Für eine GmbH gelten dieselben Kostenpositionen wie für jedes Regelinsolvenzverfahren: Gerichtsgebühren nach § 58 GKG, Verwaltervergütung nach § 1 InsVV und etwaige Vergütungen für den Gläubigerausschuss nach § 54 Nr. 2 InsO. Eine Stundung der Verfahrenskosten ist für Kapitalgesellschaften gesetzlich nicht vorgesehen; § 4a InsO gilt ausschließlich für natürliche Personen. Reicht die Masse nicht für die Verfahrenskosten aus, kann das Gericht einen Kostenvorschuss verlangen oder den Antrag mangels Masse abweisen.
Können Insolvenzverfahrenskosten erlassen werden?
Einen gesetzlichen Erlass der Verfahrenskosten sieht die InsO nicht vor. Für natürliche Personen mit Restschuldbefreiungsantrag besteht nach § 4a InsO die Möglichkeit einer Stundung bis zur Erteilung der Restschuldbefreiung; das Gericht kann die Stundungsentscheidung und Monatsraten nach § 4b InsO jederzeit anpassen. Für Unternehmen und insbesondere GmbHs gibt es weder Stundung noch Erlass. Die Kosten sind aus der Insolvenzmasse zu decken.

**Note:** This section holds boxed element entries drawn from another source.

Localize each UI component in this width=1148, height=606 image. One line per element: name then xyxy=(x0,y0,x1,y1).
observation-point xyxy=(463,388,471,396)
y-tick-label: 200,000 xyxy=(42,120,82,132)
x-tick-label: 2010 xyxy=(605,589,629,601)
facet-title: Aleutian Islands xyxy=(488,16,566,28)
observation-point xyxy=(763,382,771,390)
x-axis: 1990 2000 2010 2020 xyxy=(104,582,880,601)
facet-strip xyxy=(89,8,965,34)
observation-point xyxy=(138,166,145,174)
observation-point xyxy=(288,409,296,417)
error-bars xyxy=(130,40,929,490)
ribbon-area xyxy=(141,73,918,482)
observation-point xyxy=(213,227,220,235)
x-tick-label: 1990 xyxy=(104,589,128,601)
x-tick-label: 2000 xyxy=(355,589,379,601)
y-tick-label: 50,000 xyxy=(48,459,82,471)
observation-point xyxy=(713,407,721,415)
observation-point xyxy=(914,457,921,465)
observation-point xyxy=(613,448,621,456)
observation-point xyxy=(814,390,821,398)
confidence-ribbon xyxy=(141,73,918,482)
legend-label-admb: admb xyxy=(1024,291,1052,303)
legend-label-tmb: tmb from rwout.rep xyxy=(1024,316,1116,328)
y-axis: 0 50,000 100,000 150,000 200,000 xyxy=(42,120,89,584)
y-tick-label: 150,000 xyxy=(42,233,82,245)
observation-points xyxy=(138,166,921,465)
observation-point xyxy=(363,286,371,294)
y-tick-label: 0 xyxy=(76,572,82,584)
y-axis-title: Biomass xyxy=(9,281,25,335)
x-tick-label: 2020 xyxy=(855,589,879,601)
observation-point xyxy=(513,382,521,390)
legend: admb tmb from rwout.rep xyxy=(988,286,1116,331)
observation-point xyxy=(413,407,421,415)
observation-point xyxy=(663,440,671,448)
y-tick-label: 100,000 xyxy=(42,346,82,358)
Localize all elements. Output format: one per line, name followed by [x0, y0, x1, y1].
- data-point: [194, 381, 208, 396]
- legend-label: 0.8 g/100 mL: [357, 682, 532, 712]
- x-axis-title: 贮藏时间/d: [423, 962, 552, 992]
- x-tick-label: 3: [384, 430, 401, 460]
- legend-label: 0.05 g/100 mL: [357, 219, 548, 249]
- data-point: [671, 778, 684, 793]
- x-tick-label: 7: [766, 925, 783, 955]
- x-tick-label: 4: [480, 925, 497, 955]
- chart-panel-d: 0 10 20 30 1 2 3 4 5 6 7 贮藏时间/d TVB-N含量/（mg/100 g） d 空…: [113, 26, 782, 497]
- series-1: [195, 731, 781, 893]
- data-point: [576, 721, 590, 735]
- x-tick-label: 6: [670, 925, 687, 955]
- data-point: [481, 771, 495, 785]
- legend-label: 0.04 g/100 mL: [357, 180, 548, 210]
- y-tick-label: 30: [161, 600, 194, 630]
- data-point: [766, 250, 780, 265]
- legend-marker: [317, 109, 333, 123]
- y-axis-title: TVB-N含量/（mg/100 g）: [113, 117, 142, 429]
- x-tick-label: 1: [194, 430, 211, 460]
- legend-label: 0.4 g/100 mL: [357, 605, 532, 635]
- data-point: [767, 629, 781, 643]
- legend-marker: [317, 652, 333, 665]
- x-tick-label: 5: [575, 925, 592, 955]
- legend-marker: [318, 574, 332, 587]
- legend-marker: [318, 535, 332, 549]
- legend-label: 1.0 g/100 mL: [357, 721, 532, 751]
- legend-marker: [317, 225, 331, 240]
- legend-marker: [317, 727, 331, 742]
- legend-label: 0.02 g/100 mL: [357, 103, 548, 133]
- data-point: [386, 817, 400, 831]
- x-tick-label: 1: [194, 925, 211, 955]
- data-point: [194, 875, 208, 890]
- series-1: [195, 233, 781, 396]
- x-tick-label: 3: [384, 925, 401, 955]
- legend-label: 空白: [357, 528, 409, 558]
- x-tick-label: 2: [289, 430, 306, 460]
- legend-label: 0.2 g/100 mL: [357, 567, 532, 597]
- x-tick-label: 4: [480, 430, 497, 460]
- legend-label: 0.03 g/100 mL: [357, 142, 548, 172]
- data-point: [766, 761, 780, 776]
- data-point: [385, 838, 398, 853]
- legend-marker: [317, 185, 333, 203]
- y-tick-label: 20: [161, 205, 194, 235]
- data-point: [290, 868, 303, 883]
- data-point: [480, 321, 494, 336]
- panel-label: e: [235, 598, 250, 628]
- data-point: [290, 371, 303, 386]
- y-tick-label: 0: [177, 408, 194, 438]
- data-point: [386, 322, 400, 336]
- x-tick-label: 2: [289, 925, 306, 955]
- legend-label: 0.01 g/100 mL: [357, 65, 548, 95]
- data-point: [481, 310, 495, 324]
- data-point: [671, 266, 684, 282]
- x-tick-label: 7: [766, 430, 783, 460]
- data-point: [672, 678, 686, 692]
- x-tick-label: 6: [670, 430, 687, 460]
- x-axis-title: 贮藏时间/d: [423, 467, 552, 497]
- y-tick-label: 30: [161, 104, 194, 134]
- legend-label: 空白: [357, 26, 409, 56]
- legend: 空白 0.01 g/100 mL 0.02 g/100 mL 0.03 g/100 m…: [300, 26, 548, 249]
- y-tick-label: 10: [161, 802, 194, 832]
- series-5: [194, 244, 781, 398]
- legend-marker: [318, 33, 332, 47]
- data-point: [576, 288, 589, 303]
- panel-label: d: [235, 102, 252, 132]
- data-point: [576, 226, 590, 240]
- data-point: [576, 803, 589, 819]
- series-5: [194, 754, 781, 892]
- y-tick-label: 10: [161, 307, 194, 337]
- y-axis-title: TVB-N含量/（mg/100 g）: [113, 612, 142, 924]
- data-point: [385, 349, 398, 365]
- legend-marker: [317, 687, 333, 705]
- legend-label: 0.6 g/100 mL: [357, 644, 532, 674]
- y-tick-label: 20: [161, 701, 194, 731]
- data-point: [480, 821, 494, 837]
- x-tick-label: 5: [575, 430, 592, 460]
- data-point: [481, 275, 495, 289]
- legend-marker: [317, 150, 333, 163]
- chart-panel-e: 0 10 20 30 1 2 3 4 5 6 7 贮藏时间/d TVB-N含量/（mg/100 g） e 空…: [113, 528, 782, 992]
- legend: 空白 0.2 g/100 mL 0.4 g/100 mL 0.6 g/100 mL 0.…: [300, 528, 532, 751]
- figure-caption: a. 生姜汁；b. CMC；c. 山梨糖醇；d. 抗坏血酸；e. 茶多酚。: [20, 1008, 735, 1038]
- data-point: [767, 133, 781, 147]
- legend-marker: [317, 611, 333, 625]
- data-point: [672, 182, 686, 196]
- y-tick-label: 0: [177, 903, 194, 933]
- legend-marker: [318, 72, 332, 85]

Was passiert, wenn die Insolvenzmasse die Verfahrenskosten nicht deckt?
Bei Masseunzulänglichkeit gilt die Rangfolge des § 209 InsO: Die Kosten des Insolvenzverfahrens nach § 54 InsO werden vorrangig vor allen anderen Masseverbindlichkeiten berichtigt. Reicht die Masse selbst dafür nicht aus, weist das Insolvenzgericht den Eröffnungsantrag mangels Masse ab. Die GmbH wird daraufhin ohne Insolvenzverfahren aus dem Handelsregister gelöscht, was für den Geschäftsführer erhebliche Haftungsrisiken nach sich ziehen kann.
Wer muss den Kostenvorschuss für ein Insolvenzverfahren zahlen?
Das Insolvenzgericht kann vor Eröffnung des Verfahrens einen Kostenvorschuss verlangen, wenn die vorhandene Masse die zu erwartenden Verfahrenskosten voraussichtlich nicht deckt. In der Praxis leistet bei einer GmbH häufig der Geschäftsführer diesen Vorschuss aus eigenen Mitteln, um das Verfahren zu ermöglichen und die Haftungsrisiken einer Abweisung mangels Masse zu vermeiden. Eine gesetzliche Pflicht des Geschäftsführers zur Vorschussleistung besteht nicht. Es handelt sich um eine freiwillige Zahlung, die das Verfahren erst ermöglicht.